Crypto stocks fall as debt pressure grows and token values struggle

The Struggles of Public Firms Investing in Cryptocurrency

Public companies that have ventured into the world of cryptocurrency as a means to boost their stock value are now facing significant challenges. Initially, these digital asset treasuries experienced rapid growth and attracted widespread attention. However, as the year progressed, many of these firms saw their stock prices decline sharply. The median stock price for U.S. and Canadian firms in this group has dropped by 43% in 2025, while Bitcoin (BTC) has only fallen by 4%.

A Lesson to be Learnt

One notable example is SharpLink Gaming (SBET), which initially gained momentum after announcing a shift from its previous focus on games to using new cash to purchase large amounts of Ethereum. At one point, its stock surged by over 2,600%. However, the gains were short-lived, and the stock eventually plummeted by 86%. The firm now trades at nearly 0.9 times its Ether holdings. Another example is Greenlane Holdings (GNLN), whose shares fell by over 99% despite holding around $48 million in BERA tokens.

According to Fedor Shabalin, an analyst at B. Riley Securities, “Investors took a look and understood that there’s not much yield from these holdings rather than just sitting on this pile of money.” As a result, stock prices declined. Many of these firms had used debt to acquire these tokens, and now they must make interest or dividend payments. Since cryptocurrency does not generate cash flow, each firm must either use its own funds or sell tokens to cover these obligations.

Debt Strain Builds

Strategy (MSTR) was among the first to set the trend by using extensive rounds of bonds and preferred shares to purchase large sums of Bitcoin. At one point, its token holdings reached over $70 billion. As more firms followed suit, the group raised more than $45 billion to buy crypto. However, each firm now faces the costs associated with these deals.

Michael Lebowitz, a manager at RIA Advisors, stated, “If you own a Strategy, you own the Bitcoin risk plus whatever kind of corporate stress corporate risk they are taking on.” Strategy attempted to raise fresh capital in Europe through new preferred shares, but these soon fell below the offer price. The firm later established a $1.4 billion reserve fund to help with near-term costs. Despite this, its stock is down 38% this year. Its chief executive, Phong Le, acknowledged, “We can sell Bitcoin, and we would sell Bitcoin if we needed to fund our dividend payments.”
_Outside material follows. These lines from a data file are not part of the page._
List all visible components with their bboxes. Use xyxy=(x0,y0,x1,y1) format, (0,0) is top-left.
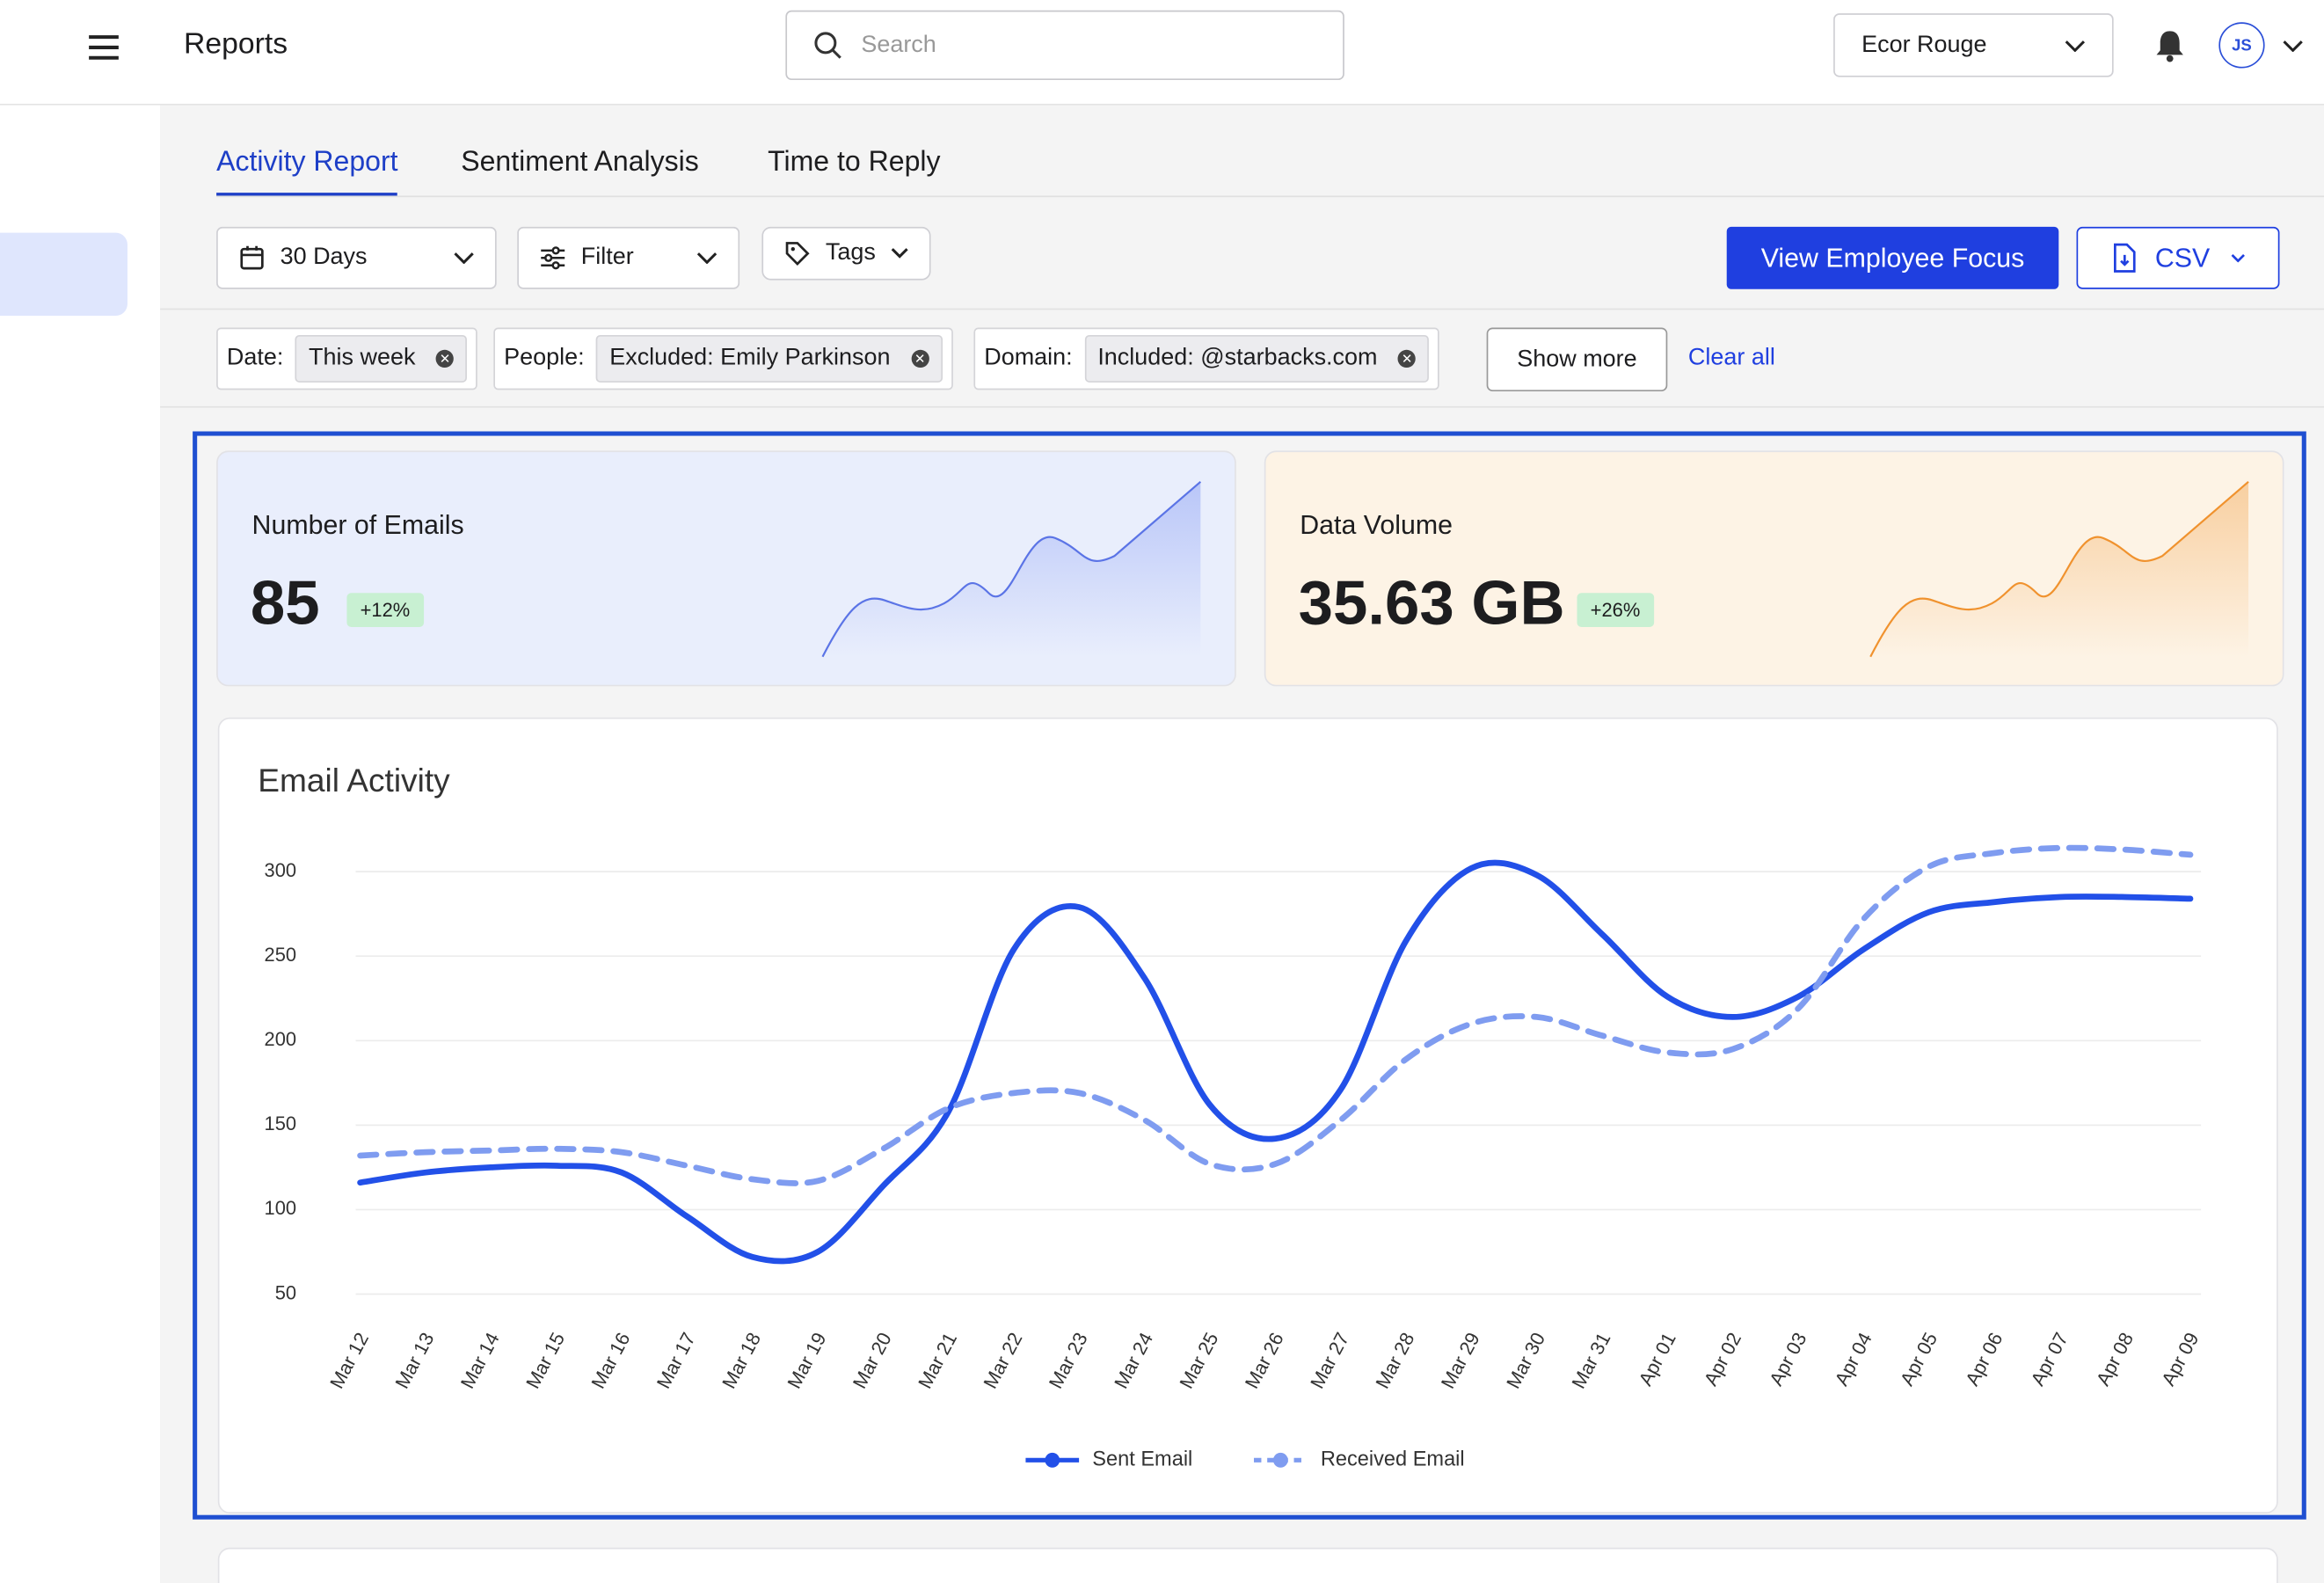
y-tick-label: 100 xyxy=(265,1197,297,1219)
stat-card: Number of Emails 85 +12% xyxy=(216,450,1236,687)
highlight-frame xyxy=(193,431,2306,1520)
y-tick-label: 200 xyxy=(265,1028,297,1050)
filter-chip: People: Excluded: Emily Parkinson ✕ xyxy=(493,327,953,390)
chip-text: This week xyxy=(309,345,416,371)
card-title: Data Volume xyxy=(1300,509,1453,540)
sparkline xyxy=(821,480,1202,658)
stat-card: Data Volume 35.63 GB +26% xyxy=(1264,450,2284,687)
filter-chip: Domain: Included: @starbacks.com ✕ xyxy=(973,327,1440,390)
search-icon xyxy=(814,31,841,58)
bell-icon[interactable] xyxy=(2153,28,2186,63)
card-value: 85 xyxy=(250,567,320,638)
filter-chip: Date: This week ✕ xyxy=(216,327,478,390)
line xyxy=(357,844,2194,1186)
chip-value: This week ✕ xyxy=(295,334,468,383)
tab[interactable]: Sentiment Analysis xyxy=(461,146,699,179)
file-icon xyxy=(2114,243,2136,273)
chip-label: Date: xyxy=(226,345,284,371)
org-name: Ecor Rouge xyxy=(1861,32,1987,57)
page-title: Reports xyxy=(184,28,288,62)
remove-icon[interactable]: ✕ xyxy=(911,349,929,368)
filter-button[interactable]: Filter xyxy=(517,226,740,289)
chevron xyxy=(891,248,908,259)
change-badge: +12% xyxy=(346,593,424,628)
menu-icon[interactable] xyxy=(86,33,121,62)
primary-button[interactable]: View Employee Focus xyxy=(1726,226,2059,289)
calendar-icon xyxy=(240,245,264,270)
csv-label: CSV xyxy=(2154,242,2211,273)
chevron xyxy=(2231,253,2245,263)
sparkline xyxy=(1869,480,2249,658)
chip-text: Included: @starbacks.com xyxy=(1097,345,1378,371)
search-placeholder: Search xyxy=(861,32,936,57)
chip-label: Domain: xyxy=(984,345,1073,371)
remove-icon[interactable]: ✕ xyxy=(1398,349,1417,368)
legend-dot xyxy=(1272,1452,1288,1468)
tags-label: Tags xyxy=(825,240,876,266)
remove-icon[interactable]: ✕ xyxy=(436,349,455,368)
legend-dot xyxy=(1045,1452,1060,1468)
y-tick-label: 300 xyxy=(265,859,297,881)
tags-button[interactable]: Tags xyxy=(761,226,931,281)
chevron xyxy=(2065,40,2086,52)
chip-text: Excluded: Emily Parkinson xyxy=(609,345,891,371)
clear-all-link[interactable]: Clear all xyxy=(1687,345,1775,371)
chevron xyxy=(454,252,474,265)
search-box[interactable]: Search xyxy=(785,10,1344,81)
card-title: Number of Emails xyxy=(251,509,464,540)
card-value: 35.63 GB xyxy=(1298,567,1565,638)
change-badge: +26% xyxy=(1577,593,1654,628)
chip-value: Excluded: Emily Parkinson ✕ xyxy=(596,334,943,383)
chip-label: People: xyxy=(504,345,585,371)
tag-icon xyxy=(785,242,810,266)
legend-label: Received Email xyxy=(1321,1448,1465,1470)
org-select[interactable]: Ecor Rouge xyxy=(1833,13,2114,77)
sliders-icon xyxy=(541,246,565,270)
filter-label: Filter xyxy=(580,244,634,270)
avatar[interactable]: JS xyxy=(2218,22,2265,69)
sidebar-active-item[interactable] xyxy=(0,232,127,317)
legend-label: Sent Email xyxy=(1092,1448,1192,1470)
chevron[interactable] xyxy=(2283,40,2304,52)
tab[interactable]: Time to Reply xyxy=(768,146,941,179)
csv-button[interactable]: CSV xyxy=(2076,226,2280,289)
chip-value: Included: @starbacks.com ✕ xyxy=(1084,334,1430,383)
next-card xyxy=(217,1547,2278,1583)
tab-divider xyxy=(216,195,2324,198)
chart-card xyxy=(217,717,2278,1514)
y-tick-label: 150 xyxy=(265,1112,297,1134)
y-tick-label: 250 xyxy=(265,944,297,966)
sidebar xyxy=(0,105,161,1583)
y-tick-label: 50 xyxy=(275,1281,296,1303)
chart-title: Email Activity xyxy=(258,762,450,799)
range-label: 30 Days xyxy=(280,244,368,270)
line xyxy=(357,859,2194,1265)
range-select[interactable]: 30 Days xyxy=(216,226,497,289)
tab-active[interactable]: Activity Report xyxy=(216,147,398,196)
show-more-button[interactable]: Show more xyxy=(1486,327,1668,391)
chevron xyxy=(696,252,718,265)
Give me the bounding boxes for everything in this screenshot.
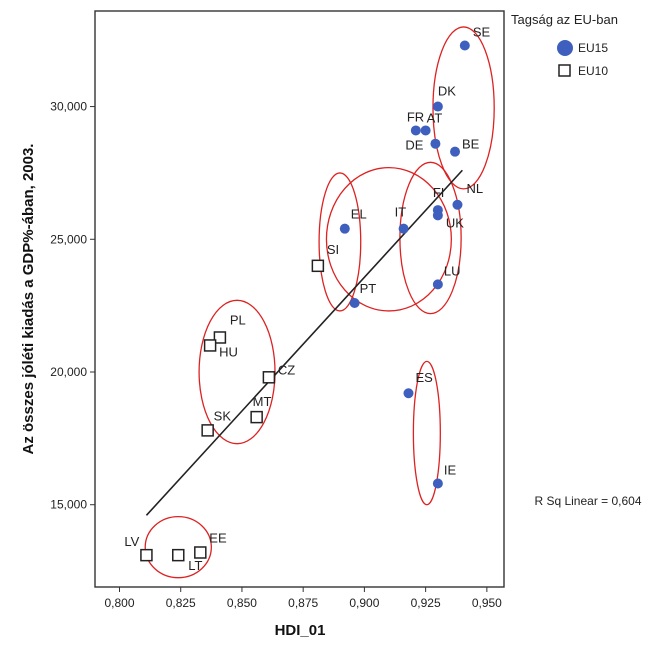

As cryptocurrency prices stabilize, it has become increasingly difficult for smaller firms to secure new funding. Some may be forced to sell tokens to cover costs, which could further strain the broader market. However, some deals are still happening. Strive Inc. recently agreed to acquire Semler Scientific Inc. in a stock deal. Ross Carmel of Sichenzia Ross Ference Carmel also noted that more mergers may take place in early 2026, with new strategies aimed at providing greater downside protection for investors.